Hutchinson wird bereits mit einem Rechtsberater des ehemaligen Präsidenten Richard Nixon verglichen, der seinerzeit als Hauptbelastungszeuge in der Watergate-Affäre auftrat.

Foto: Reuters/Harnik

Dass dem Präsidenten hinterherzuputzen zu ihrem Jobprofil im Weißen Haus gehört, hatte sich Cassidy Jacqueline Hutchinson vermutlich nicht erwartet. Ein Interview des Justizministers William Barr hatte Donald Trump dermaßen in Rage versetzt, dass er sein Essen gegen die Wand warf. Barr hatte erklärt, es habe bei der Präsidentenwahl keinen Betrug gegeben. Die Mitarbeiterin von Trumps Stabschef Mark Meadows musste danach das von der Wand tropfende Ketchup wegwischen.
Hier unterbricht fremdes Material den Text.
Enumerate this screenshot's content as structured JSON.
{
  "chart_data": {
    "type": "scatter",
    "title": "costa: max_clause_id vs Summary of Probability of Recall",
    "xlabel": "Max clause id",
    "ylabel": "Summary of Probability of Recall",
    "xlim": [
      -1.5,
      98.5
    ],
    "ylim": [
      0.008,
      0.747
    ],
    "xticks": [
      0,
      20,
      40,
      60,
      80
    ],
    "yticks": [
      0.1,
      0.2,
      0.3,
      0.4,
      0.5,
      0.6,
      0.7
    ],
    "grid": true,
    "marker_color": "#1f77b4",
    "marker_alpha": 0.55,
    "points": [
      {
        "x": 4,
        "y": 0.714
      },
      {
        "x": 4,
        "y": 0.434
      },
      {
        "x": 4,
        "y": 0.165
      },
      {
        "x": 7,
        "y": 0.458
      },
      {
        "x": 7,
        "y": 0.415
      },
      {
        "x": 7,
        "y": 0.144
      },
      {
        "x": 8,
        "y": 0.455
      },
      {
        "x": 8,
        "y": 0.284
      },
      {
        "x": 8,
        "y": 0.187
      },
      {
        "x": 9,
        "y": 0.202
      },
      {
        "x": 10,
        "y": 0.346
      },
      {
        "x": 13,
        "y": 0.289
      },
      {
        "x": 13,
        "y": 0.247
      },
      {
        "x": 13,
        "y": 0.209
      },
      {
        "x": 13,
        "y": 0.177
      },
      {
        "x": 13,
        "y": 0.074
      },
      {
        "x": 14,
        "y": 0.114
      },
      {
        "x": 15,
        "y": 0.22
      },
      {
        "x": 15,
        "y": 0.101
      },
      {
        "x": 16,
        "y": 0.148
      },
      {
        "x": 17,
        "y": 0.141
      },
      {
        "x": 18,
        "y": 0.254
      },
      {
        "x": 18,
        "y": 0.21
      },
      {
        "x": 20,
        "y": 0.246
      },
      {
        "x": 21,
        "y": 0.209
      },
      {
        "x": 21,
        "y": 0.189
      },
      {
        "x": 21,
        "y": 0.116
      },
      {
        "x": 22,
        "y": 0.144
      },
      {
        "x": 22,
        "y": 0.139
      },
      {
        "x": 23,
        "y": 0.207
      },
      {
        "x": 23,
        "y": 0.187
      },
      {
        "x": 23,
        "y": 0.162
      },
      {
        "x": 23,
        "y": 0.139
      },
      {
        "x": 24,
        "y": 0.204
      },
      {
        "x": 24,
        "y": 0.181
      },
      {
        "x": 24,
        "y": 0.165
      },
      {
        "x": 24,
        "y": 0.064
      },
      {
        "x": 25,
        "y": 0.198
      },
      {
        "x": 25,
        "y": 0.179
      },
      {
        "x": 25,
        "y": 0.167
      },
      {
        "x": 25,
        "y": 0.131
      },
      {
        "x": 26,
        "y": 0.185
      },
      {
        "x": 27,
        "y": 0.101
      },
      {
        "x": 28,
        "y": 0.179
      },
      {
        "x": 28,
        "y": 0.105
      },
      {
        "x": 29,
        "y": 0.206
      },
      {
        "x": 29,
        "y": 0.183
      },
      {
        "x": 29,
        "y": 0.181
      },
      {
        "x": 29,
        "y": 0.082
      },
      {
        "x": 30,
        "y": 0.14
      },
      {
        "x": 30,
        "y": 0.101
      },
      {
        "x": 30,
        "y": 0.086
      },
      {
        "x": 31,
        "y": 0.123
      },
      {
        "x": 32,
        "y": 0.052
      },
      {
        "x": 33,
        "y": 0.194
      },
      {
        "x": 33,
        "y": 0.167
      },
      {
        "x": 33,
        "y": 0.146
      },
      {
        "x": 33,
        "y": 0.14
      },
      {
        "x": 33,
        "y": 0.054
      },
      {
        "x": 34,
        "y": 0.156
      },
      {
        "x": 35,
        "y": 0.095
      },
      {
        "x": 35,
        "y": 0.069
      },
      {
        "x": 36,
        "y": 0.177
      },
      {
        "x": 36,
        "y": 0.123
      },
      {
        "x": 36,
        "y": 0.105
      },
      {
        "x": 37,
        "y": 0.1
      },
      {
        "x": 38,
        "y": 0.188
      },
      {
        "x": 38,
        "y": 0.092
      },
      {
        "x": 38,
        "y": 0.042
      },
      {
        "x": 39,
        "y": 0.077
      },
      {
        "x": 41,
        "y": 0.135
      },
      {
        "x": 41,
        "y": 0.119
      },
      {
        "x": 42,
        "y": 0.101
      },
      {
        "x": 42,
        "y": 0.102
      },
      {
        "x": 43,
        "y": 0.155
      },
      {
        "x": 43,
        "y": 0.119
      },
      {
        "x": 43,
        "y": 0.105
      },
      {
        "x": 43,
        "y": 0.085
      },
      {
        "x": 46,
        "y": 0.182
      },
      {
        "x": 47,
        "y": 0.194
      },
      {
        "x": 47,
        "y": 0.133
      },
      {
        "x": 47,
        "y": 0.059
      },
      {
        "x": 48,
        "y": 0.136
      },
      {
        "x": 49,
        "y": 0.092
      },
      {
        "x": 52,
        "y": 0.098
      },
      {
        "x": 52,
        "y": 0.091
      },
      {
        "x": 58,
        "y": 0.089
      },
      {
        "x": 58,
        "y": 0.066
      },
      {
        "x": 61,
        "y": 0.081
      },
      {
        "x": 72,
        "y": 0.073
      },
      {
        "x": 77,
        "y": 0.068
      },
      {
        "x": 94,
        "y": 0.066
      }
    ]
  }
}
Diesen und weitere Einblicke in die bizarre Stimmung der letzten Tage der Amtszeit des Wahlverlierers lieferte sie bei ihrer Anhörung bezüglich der Ereignisse rund um die Erstürmung des Kapitols durch Trump-Fans am 6. Jänner 2021.

Praktikum

In ihrer Heimatstadt Pennington in New Jersey war die 1996 geborene Hutchinson als Schülerin für den Jugendausschuss der Gemeinde aktiv und wurde vom Bürgermeister für ihre "außergewöhnlichen Bemühungen" ausgezeichnet. Im März 2019 schloss die aus einer Nichtakademikerfamilie stammende Hutchinson ihr Politologiestudium an der Christopher Newport University in Virginia ab. Schon im Sommer davor begann sie als Praktikantin im Weißen Haus.

Zu Tränen gerührt

Der Studentenzeitung ihres Colleges erklärte sie, sie war "zu Tränen gerührt, als ich die E-Mail erhielt, dass ich für die Teilnahme ausgewählt worden war". Das Praktikum sei "eine Ehre und eine enorme Erfahrung". Unter anderem absolvierte sie auch Praktika für Steve Scalise, den Chef der Republikaner im Repräsentantenhaus, und für den texanischen Senator Ted Cruz. Bald wurde sie unter Meadows Assistentin des Präsidenten.

Nun war sie die erste ehemalige Mitarbeiterin aus dem inneren Zirkel Trumps, die vor dem Sonderausschuss zum 6. Jänner aussagte. Meadows verweigerte die Zusammenarbeit mit dem Ausschuss, der daraufhin Schritte wegen der kriminellen Behinderung des Kongresses gegen ihn einleitete – als ersten Stabschef des Weißen Hauses seit Richard Nixons Watergate-Skandal. Das Justizministerium lehnte jedoch eine strafrechtliche Verfolgung Meadows' ab.

Umso brisanter sind die Aussagen seiner Ex-Assistentin, auch wenn manche davon nur wiedergeben, was ihr damals zu Ohren kam. In Washington wird sie als neuer "John Dean" gehandelt. Nixons Rechtsberater hatte seinerzeit an der Vertuschung der Watergate-Affäre mitgewirkt, dann aber die Seiten gewechselt und sich als Hauptbelastungszeuge zur Verfügung gestellt. (Michael Vosatka, 29.6.2022)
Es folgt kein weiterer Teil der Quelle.